We propose HerbMet, an AI-based system for accurately identifying Chinese herbal medicines. HerbMet employs a 1D-ResNet architecture to extract discriminative features from input samples and uses a multilayer perceptron for classification. Additionally, we design the double dropout regularization module to alleviate overfitting and improve model's performance.
Compared to 10 commonly used machine learning and deep learning methods, HerbMet achieves superior accuracy and robustness, with an accuracy of 0.9571 and an F1-score of 0.9542 for distinguishing seven similar Panax ginseng species. After feature selection by 25 different feature ranking techniques in combination with prior knowledge, we obtained 100% accuracy and an F1-score for discriminating P. ginseng species. Furthermore, HerbMet exhibits acceptable inference speed and computational costs compared to existing approaches on both CPU and GPU.

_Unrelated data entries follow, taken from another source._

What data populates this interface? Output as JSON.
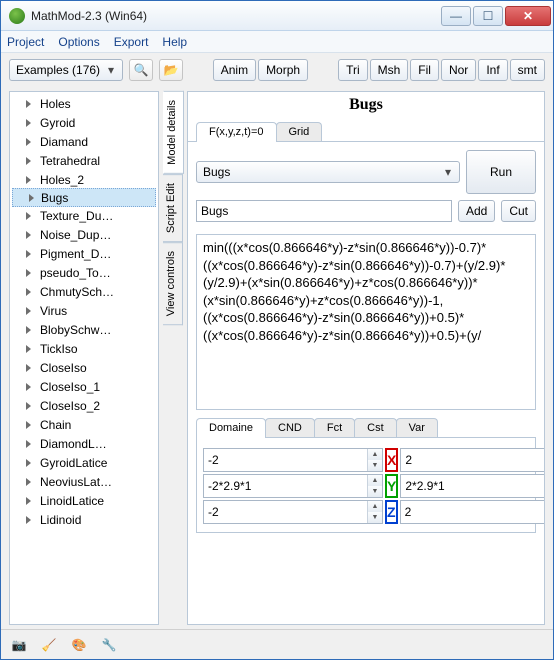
{
  "window": {
    "title": "MathMod-2.3 (Win64)"
  },
  "menu": {
    "project": "Project",
    "options": "Options",
    "export": "Export",
    "help": "Help"
  },
  "toolbar": {
    "examples_label": "Examples (176)",
    "anim": "Anim",
    "morph": "Morph",
    "tri": "Tri",
    "msh": "Msh",
    "fil": "Fil",
    "nor": "Nor",
    "inf": "Inf",
    "smt": "smt"
  },
  "tree": {
    "items": [
      "Holes",
      "Gyroid",
      "Diamand",
      "Tetrahedral",
      "Holes_2",
      "Bugs",
      "Texture_Du…",
      "Noise_Dup…",
      "Pigment_D…",
      "pseudo_To…",
      "ChmutySch…",
      "Virus",
      "BlobySchw…",
      "TickIso",
      "CloseIso",
      "CloseIso_1",
      "CloseIso_2",
      "Chain",
      "DiamondL…",
      "GyroidLatice",
      "NeoviusLat…",
      "LinoidLatice",
      "Lidinoid"
    ],
    "selected_index": 5
  },
  "sidetabs": {
    "model_details": "Model details",
    "script_edit": "Script Edit",
    "view_controls": "View controls"
  },
  "panel": {
    "title": "Bugs",
    "fxyz_tab": "F(x,y,z,t)=0",
    "grid_tab": "Grid",
    "shape_select": "Bugs",
    "run": "Run",
    "name_input": "Bugs",
    "add": "Add",
    "cut": "Cut",
    "formula": "min(((x*cos(0.866646*y)-z*sin(0.866646*y))-0.7)*((x*cos(0.866646*y)-z*sin(0.866646*y))-0.7)+(y/2.9)*(y/2.9)+(x*sin(0.866646*y)+z*cos(0.866646*y))*(x*sin(0.866646*y)+z*cos(0.866646*y))-1, ((x*cos(0.866646*y)-z*sin(0.866646*y))+0.5)*((x*cos(0.866646*y)-z*sin(0.866646*y))+0.5)+(y/",
    "domain_tabs": {
      "domaine": "Domaine",
      "cnd": "CND",
      "fct": "Fct",
      "cst": "Cst",
      "var": "Var"
    },
    "domain": {
      "x": {
        "min": "-2",
        "max": "2",
        "label": "X"
      },
      "y": {
        "min": "-2*2.9*1",
        "max": "2*2.9*1",
        "label": "Y"
      },
      "z": {
        "min": "-2",
        "max": "2",
        "label": "Z"
      }
    }
  }
}
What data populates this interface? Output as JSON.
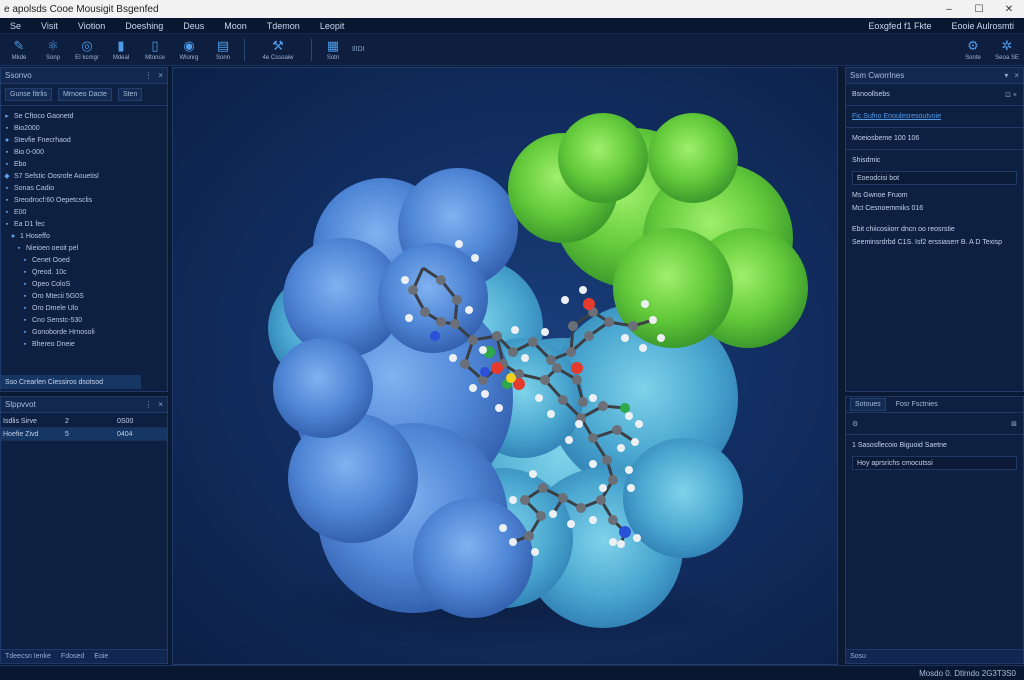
{
  "window": {
    "title": "e apolsds Cooe Mousigit Bsgenfed",
    "min": "–",
    "max": "☐",
    "close": "✕"
  },
  "menu": [
    "Se",
    "Visit",
    "Viotion",
    "Doeshing",
    "Deus",
    "Moon",
    "Tdemon",
    "Leopit"
  ],
  "menu_right": [
    "Eoxgfed f1 Fkte",
    "Eooie Aulrosmti"
  ],
  "toolbar": {
    "left": [
      {
        "icon": "pen-icon",
        "glyph": "✎",
        "label": "Mkde"
      },
      {
        "icon": "molecule-icon",
        "glyph": "⚛",
        "label": "Sonp"
      },
      {
        "icon": "orbit-icon",
        "glyph": "◎",
        "label": "EI kcmgr"
      },
      {
        "icon": "document-icon",
        "glyph": "▮",
        "label": "Mdeal"
      },
      {
        "icon": "file-icon",
        "glyph": "▯",
        "label": "Mtonce"
      },
      {
        "icon": "camera-icon",
        "glyph": "◉",
        "label": "Wlonrg"
      },
      {
        "icon": "page-icon",
        "glyph": "▤",
        "label": "Sonn"
      },
      {
        "icon": "wrench-icon",
        "glyph": "⚒",
        "label": "4e Cssoaiw"
      },
      {
        "icon": "grid-icon",
        "glyph": "▦",
        "label": "Sotn"
      }
    ],
    "grid_label": "IlIDI",
    "right": [
      {
        "icon": "tool-icon",
        "glyph": "⚙",
        "label": "Sonte"
      },
      {
        "icon": "settings-icon",
        "glyph": "✲",
        "label": "Seoa SE"
      }
    ]
  },
  "left_panel": {
    "title": "Ssonvo",
    "tabs": [
      "Gunse fitrlis",
      "Mrnoeo Dacte",
      "Sten"
    ],
    "tree": [
      {
        "icon": "expand-icon",
        "glyph": "▸",
        "text": "Se Cftoco Gaonetd"
      },
      {
        "icon": "item-icon",
        "glyph": "▪",
        "text": "Bio2000"
      },
      {
        "icon": "item-icon",
        "glyph": "●",
        "text": "Stevfie Fnecrhaod"
      },
      {
        "icon": "item-icon",
        "glyph": "▪",
        "text": "Bio 0-000"
      },
      {
        "icon": "item-icon",
        "glyph": "▪",
        "text": "Ebo"
      },
      {
        "icon": "item-icon",
        "glyph": "◆",
        "text": "S7 Sefstic Oosrofe Aouetisl"
      },
      {
        "icon": "item-icon",
        "glyph": "▪",
        "text": "Sonas Cadio"
      },
      {
        "icon": "item-icon",
        "glyph": "▪",
        "text": "Sreodrocf:60 Oepetcsclis"
      },
      {
        "icon": "item-icon",
        "glyph": "▪",
        "text": "E00"
      },
      {
        "icon": "item-icon",
        "glyph": "▪",
        "text": "Ea D1 fec"
      },
      {
        "icon": "item-icon",
        "glyph": "●",
        "text": "1 Hoseffo"
      },
      {
        "icon": "item-icon",
        "glyph": "▪",
        "text": "Nieioen oeoit pel"
      },
      {
        "icon": "item-icon",
        "glyph": "▪",
        "text": "Cenet Ooed"
      },
      {
        "icon": "item-icon",
        "glyph": "▪",
        "text": "Qreod. 10c"
      },
      {
        "icon": "item-icon",
        "glyph": "▪",
        "text": "Opeo ColoS"
      },
      {
        "icon": "item-icon",
        "glyph": "▪",
        "text": "Oro Mtecii 5G0S"
      },
      {
        "icon": "item-icon",
        "glyph": "▪",
        "text": "Oro Dmele Ulo"
      },
      {
        "icon": "item-icon",
        "glyph": "▪",
        "text": "Cno Senstc-530"
      },
      {
        "icon": "item-icon",
        "glyph": "▪",
        "text": "Gonoborde Hrnosoli"
      },
      {
        "icon": "item-icon",
        "glyph": "▪",
        "text": "Bhereo Dneie"
      }
    ],
    "selected_row": "Sso Crearlen Ciessiros dsotsod"
  },
  "left_lower_panel": {
    "title": "Slppvvot",
    "rows": [
      {
        "name": "Isdlis Sirve",
        "count": "2",
        "val": "0S00"
      },
      {
        "name": "Hoefie Zivd",
        "count": "5",
        "val": "0404"
      }
    ],
    "footer": [
      "Tdeecsn Ienke",
      "Fdosed",
      "Eoie"
    ]
  },
  "right_panel": {
    "title": "Ssm Cworrlnes",
    "subtitle": "Bsnoollsebs",
    "highlight": "Fic Sufno Enoulesresoutvoie",
    "info_line": "Moeiosbeme 100 106",
    "section": "Shisdmic",
    "field": "Eoeodcisi bot",
    "props": [
      "Ms Gwnoe Fruom",
      "Mct Cesnoemmiks 016"
    ],
    "note_1": "Ebit chiicosiiorr dncn oo reosrstie",
    "note_2": "Seeminsrdrbd C1S. Isf2 erssiaserr B. A D Texisp",
    "lower_tabs": [
      "Sotoues",
      "Fosr Fsctnies"
    ],
    "lower_title": "1 Sasosflecoio Biguoid Saetne",
    "lower_field": "Hoy aprsrichs cmocutssi",
    "footer": "Sosu"
  },
  "status": {
    "text": "Mosdo 0. Dtlmdo 2G3T3S0"
  },
  "colors": {
    "accent": "#4f9be8",
    "panel": "#0e2042",
    "protein_blue": "#5a8fdc",
    "protein_green": "#6ccf3f"
  }
}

HerbMet surpasses existing solutions for identifying Chinese herbal medicines species. It is simple to use in real-world scenarios, eliminating the need for feature ranking and selection in classical machine learning-based methods.
中草药已被用于预防和治疗疾病数千年。由于不同物种和品种的药用效果不同,准确鉴定至关重要。代谢组学是区分草药的一种有前景的方法。然而,目前中草药代谢组学数据分析和建模受到样本量小、维度高和过拟合的限制。

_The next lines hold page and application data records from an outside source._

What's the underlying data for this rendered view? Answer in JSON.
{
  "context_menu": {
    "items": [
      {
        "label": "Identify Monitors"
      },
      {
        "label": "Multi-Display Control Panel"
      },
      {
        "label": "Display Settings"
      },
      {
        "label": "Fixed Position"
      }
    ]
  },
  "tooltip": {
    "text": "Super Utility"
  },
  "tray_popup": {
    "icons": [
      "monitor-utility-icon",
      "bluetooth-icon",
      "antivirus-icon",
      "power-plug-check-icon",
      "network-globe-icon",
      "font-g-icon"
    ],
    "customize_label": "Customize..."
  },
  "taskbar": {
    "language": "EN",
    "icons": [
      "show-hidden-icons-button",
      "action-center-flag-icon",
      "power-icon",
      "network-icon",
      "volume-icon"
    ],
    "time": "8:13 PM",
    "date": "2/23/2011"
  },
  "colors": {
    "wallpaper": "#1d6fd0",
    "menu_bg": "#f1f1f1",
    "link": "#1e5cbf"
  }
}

本研究旨在利用代谢组学数据开发HerbMet,这是一种用于准确鉴定中草药,特别是同一属不同物种的高性能人工智能系统。
我们提出了HerbMet,这是一种基于人工智能的准确鉴定中草药的系统。HerbMet采用一维残差网络(1D-ResNet)架构从输入样本中提取判别特征,并使用多层感知器进行分类。此外,我们设计了双随机失活正则化模块来减轻过拟合并提高模型性能。
与10种常用的机器学习和深度学习方法相比,HerbMet在区分七种相似人参物种时具有更高的准确性和鲁棒性,准确率为0.9571,F1分数为0.9542。在通过25种不同的特征排序技术结合先验知识进行特征选择后,我们在鉴别人参物种时获得了100%的准确率和F1分数。此外,与现有方法相比,HerbMet在CPU和GPU上均表现出可接受的推理速度和计算成本。
HerbMet在鉴定中草药物种方面超越了现有解决方案。它在实际场景中易于使用,无需基于经典机器学习的方法进行特征排序和选择。